Palavras-chave: BRB, FGC, GDF, STF, Capag. Meta descrição: Medição de mediação no STF sobre o empréstimo de R$ 6,6 bilhões do FGC ao BRB fica sem acordo, e as negociações seguem. Em meio à tensão, ministros e autoridades mantêm a mesa de conciliação na esperança de evitar a quebra do BRB.
Em reunião realizada nesta quinta-feira (13/8/2026) no Supremo Tribunal Federal, mediada pelo ministro Luiz Fux, o objetivo era destravar o empréstimo de R$ 6,6 bilhões do Fundo Garantidor de Crédito ao Banco de Brasília (BRB). Após cerca de duas horas de debate, não houve avanços concretos; as partes acordaram manter as negociações abertas, sem concluir um acordo.
A governadora do Distrito Federal, Celina Leão, enfatizou que já havia um acordo firmado em maio que, segundo ela, não foi cumprido, destacando as contragarantias que o GDF poderia oferecer para selar o acordo e a importância do BRB para empregos públicos e programas sociais. O ministro da Fazenda, Dário Durigan, contestou a leitura: disse que a Capacidade de Pagamento (Capag) piorou para o DF e que a metodologia não permitiria um Capag A para o governo local. “Existe regra de capacidade de pagamento que vale para todos os estados e municípios. Se atualizarmos hoje a regra (despesa pela receita), piora a situação do DF,” afirmou Durigan, reforçando que não haveria base para um aval da União com Capag A.
O advogado-geral da União substituto, Flávio José Roman, ressaltou que a AGU é contrária ao aval da União para o empréstimo, argumentando que tal aval transformaria um problema regional em ônus nacional. O GDF, por sua vez, pediu a dispensa da fiança de bancos e a celebração direta do contrato entre o governo local e o FGC, com o aval da União.

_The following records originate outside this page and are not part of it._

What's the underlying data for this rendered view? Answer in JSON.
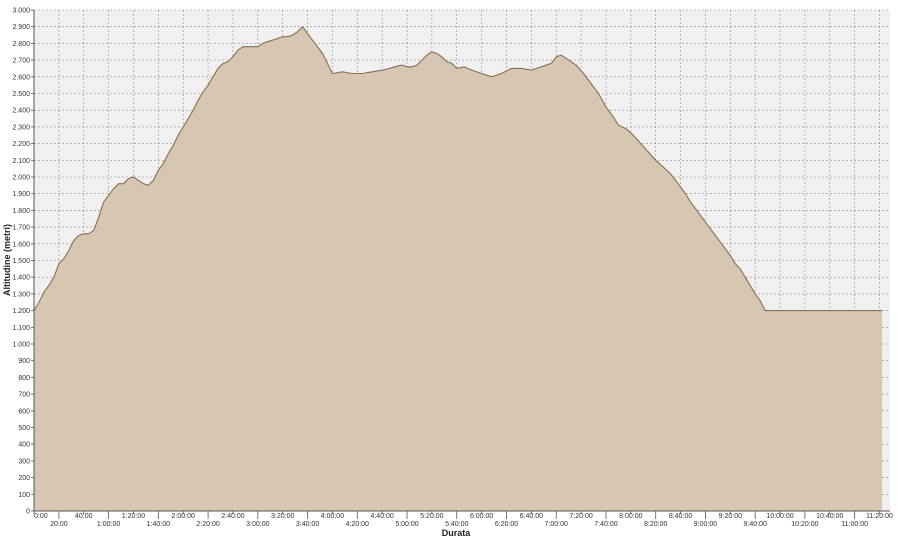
{
  "chart_data": {
    "type": "area",
    "xlabel": "Durata",
    "ylabel": "Altitudine (metri)",
    "xunit": "minutes",
    "xlim": [
      0,
      682
    ],
    "ylim": [
      0,
      3000
    ],
    "grid": true,
    "legend": "none",
    "colors": {
      "fill": "#d6c6b2",
      "line": "#8a6e4e",
      "background": "#f0f0f0",
      "grid": "#8a8a8a",
      "axis": "#555555"
    },
    "yticks": [
      {
        "value": 0,
        "label": "0"
      },
      {
        "value": 100,
        "label": "100"
      },
      {
        "value": 200,
        "label": "200"
      },
      {
        "value": 300,
        "label": "300"
      },
      {
        "value": 400,
        "label": "400"
      },
      {
        "value": 500,
        "label": "500"
      },
      {
        "value": 600,
        "label": "600"
      },
      {
        "value": 700,
        "label": "700"
      },
      {
        "value": 800,
        "label": "800"
      },
      {
        "value": 900,
        "label": "900"
      },
      {
        "value": 1000,
        "label": "1.000"
      },
      {
        "value": 1100,
        "label": "1.100"
      },
      {
        "value": 1200,
        "label": "1.200"
      },
      {
        "value": 1300,
        "label": "1.300"
      },
      {
        "value": 1400,
        "label": "1.400"
      },
      {
        "value": 1500,
        "label": "1.500"
      },
      {
        "value": 1600,
        "label": "1.600"
      },
      {
        "value": 1700,
        "label": "1.700"
      },
      {
        "value": 1800,
        "label": "1.800"
      },
      {
        "value": 1900,
        "label": "1.900"
      },
      {
        "value": 2000,
        "label": "2.000"
      },
      {
        "value": 2100,
        "label": "2.100"
      },
      {
        "value": 2200,
        "label": "2.200"
      },
      {
        "value": 2300,
        "label": "2.300"
      },
      {
        "value": 2400,
        "label": "2.400"
      },
      {
        "value": 2500,
        "label": "2.500"
      },
      {
        "value": 2600,
        "label": "2.600"
      },
      {
        "value": 2700,
        "label": "2.700"
      },
      {
        "value": 2800,
        "label": "2.800"
      },
      {
        "value": 2900,
        "label": "2.900"
      },
      {
        "value": 3000,
        "label": "3.000"
      }
    ],
    "xticks": [
      {
        "value": 0,
        "label": "0:00"
      },
      {
        "value": 20,
        "label": "20:00"
      },
      {
        "value": 40,
        "label": "40:00"
      },
      {
        "value": 60,
        "label": "1:00:00"
      },
      {
        "value": 80,
        "label": "1:20:00"
      },
      {
        "value": 100,
        "label": "1:40:00"
      },
      {
        "value": 120,
        "label": "2:00:00"
      },
      {
        "value": 140,
        "label": "2:20:00"
      },
      {
        "value": 160,
        "label": "2:40:00"
      },
      {
        "value": 180,
        "label": "3:00:00"
      },
      {
        "value": 200,
        "label": "3:20:00"
      },
      {
        "value": 220,
        "label": "3:40:00"
      },
      {
        "value": 240,
        "label": "4:00:00"
      },
      {
        "value": 260,
        "label": "4:20:00"
      },
      {
        "value": 280,
        "label": "4:40:00"
      },
      {
        "value": 300,
        "label": "5:00:00"
      },
      {
        "value": 320,
        "label": "5:20:00"
      },
      {
        "value": 340,
        "label": "5:40:00"
      },
      {
        "value": 360,
        "label": "6:00:00"
      },
      {
        "value": 380,
        "label": "6:20:00"
      },
      {
        "value": 400,
        "label": "6:40:00"
      },
      {
        "value": 420,
        "label": "7:00:00"
      },
      {
        "value": 440,
        "label": "7:20:00"
      },
      {
        "value": 460,
        "label": "7:40:00"
      },
      {
        "value": 480,
        "label": "8:00:00"
      },
      {
        "value": 500,
        "label": "8:20:00"
      },
      {
        "value": 520,
        "label": "8:40:00"
      },
      {
        "value": 540,
        "label": "9:00:00"
      },
      {
        "value": 560,
        "label": "9:20:00"
      },
      {
        "value": 580,
        "label": "9:40:00"
      },
      {
        "value": 600,
        "label": "10:00:00"
      },
      {
        "value": 620,
        "label": "10:20:00"
      },
      {
        "value": 640,
        "label": "10:40:00"
      },
      {
        "value": 660,
        "label": "11:00:00"
      },
      {
        "value": 680,
        "label": "11:20:00"
      }
    ],
    "series": [
      {
        "x": [
          0,
          4,
          8,
          12,
          16,
          20,
          24,
          28,
          32,
          36,
          40,
          44,
          48,
          52,
          56,
          60,
          64,
          68,
          72,
          76,
          80,
          84,
          88,
          92,
          96,
          100,
          104,
          108,
          112,
          116,
          120,
          124,
          128,
          132,
          136,
          140,
          144,
          148,
          152,
          156,
          160,
          164,
          168,
          172,
          176,
          180,
          184,
          188,
          192,
          196,
          200,
          204,
          208,
          212,
          216,
          220,
          224,
          228,
          232,
          236,
          240,
          248,
          256,
          264,
          272,
          280,
          286,
          290,
          296,
          300,
          304,
          308,
          312,
          316,
          320,
          324,
          328,
          332,
          336,
          340,
          346,
          352,
          360,
          368,
          376,
          384,
          392,
          400,
          408,
          416,
          420,
          424,
          430,
          436,
          442,
          448,
          454,
          460,
          466,
          470,
          476,
          482,
          488,
          494,
          500,
          506,
          512,
          516,
          520,
          524,
          528,
          532,
          536,
          540,
          544,
          548,
          552,
          556,
          560,
          564,
          568,
          572,
          576,
          580,
          584,
          588,
          592,
          596,
          600,
          604,
          608,
          612,
          616,
          620,
          624,
          628,
          632,
          636,
          640,
          644,
          648,
          652,
          656,
          660,
          664,
          668,
          672,
          676,
          680,
          682
        ],
        "y": [
          1200,
          1250,
          1310,
          1350,
          1400,
          1480,
          1510,
          1560,
          1620,
          1650,
          1660,
          1660,
          1680,
          1760,
          1850,
          1890,
          1930,
          1960,
          1960,
          1990,
          2000,
          1980,
          1960,
          1950,
          1980,
          2040,
          2080,
          2140,
          2190,
          2250,
          2300,
          2350,
          2400,
          2460,
          2510,
          2550,
          2600,
          2650,
          2680,
          2690,
          2720,
          2760,
          2780,
          2780,
          2780,
          2780,
          2800,
          2810,
          2820,
          2830,
          2840,
          2840,
          2850,
          2870,
          2900,
          2860,
          2820,
          2780,
          2740,
          2680,
          2620,
          2630,
          2620,
          2620,
          2630,
          2640,
          2650,
          2660,
          2670,
          2660,
          2660,
          2670,
          2700,
          2730,
          2750,
          2740,
          2720,
          2690,
          2680,
          2650,
          2660,
          2640,
          2620,
          2600,
          2620,
          2650,
          2650,
          2640,
          2660,
          2680,
          2720,
          2730,
          2700,
          2670,
          2620,
          2560,
          2500,
          2420,
          2360,
          2310,
          2290,
          2250,
          2200,
          2150,
          2100,
          2060,
          2020,
          1980,
          1940,
          1900,
          1850,
          1810,
          1770,
          1730,
          1690,
          1650,
          1610,
          1570,
          1530,
          1480,
          1450,
          1400,
          1350,
          1300,
          1260,
          1200,
          1200,
          1200,
          1200,
          1200,
          1200,
          1200,
          1200,
          1200,
          1200,
          1200,
          1200,
          1200,
          1200,
          1200,
          1200,
          1200,
          1200,
          1200,
          1200,
          1200,
          1200,
          1200,
          1200,
          1200
        ]
      }
    ]
  }
}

Entre os presentes, participaram: Celina Leão (governadora do DF), Dário Carnevalli Durigan (ministro da Fazenda), Valdivino de Oliveira (secretário de Economia do DF), Diana de Almeida Ramos (procuradora-geral do DF), Marcos Cavalcante (subprocurador-geral do DF), João Paolino (procurador do DF), Nelson Antônio de Souza (presidente do BRB), Ana Paula Teixeira (diretora de Risco do BRB), Luiz Henrique Damasceno Moura (advogado da União), Flávio José Roman (advogado-geral da União substituto), Pedro Vidal Bastos (secretário-geral de Contencioso), Luiz Henrique Alcoforado (procurador-geral adjunto fiscal), David Athayde (secretário adjunto do Tesouro Nacional), Cristiano Cozer (procurador-geral do Banco Central), Rafael Bezerra Ximenes de Vasconcelos (subprocurador-geral do BC) e Nathália Di Santo (MPF).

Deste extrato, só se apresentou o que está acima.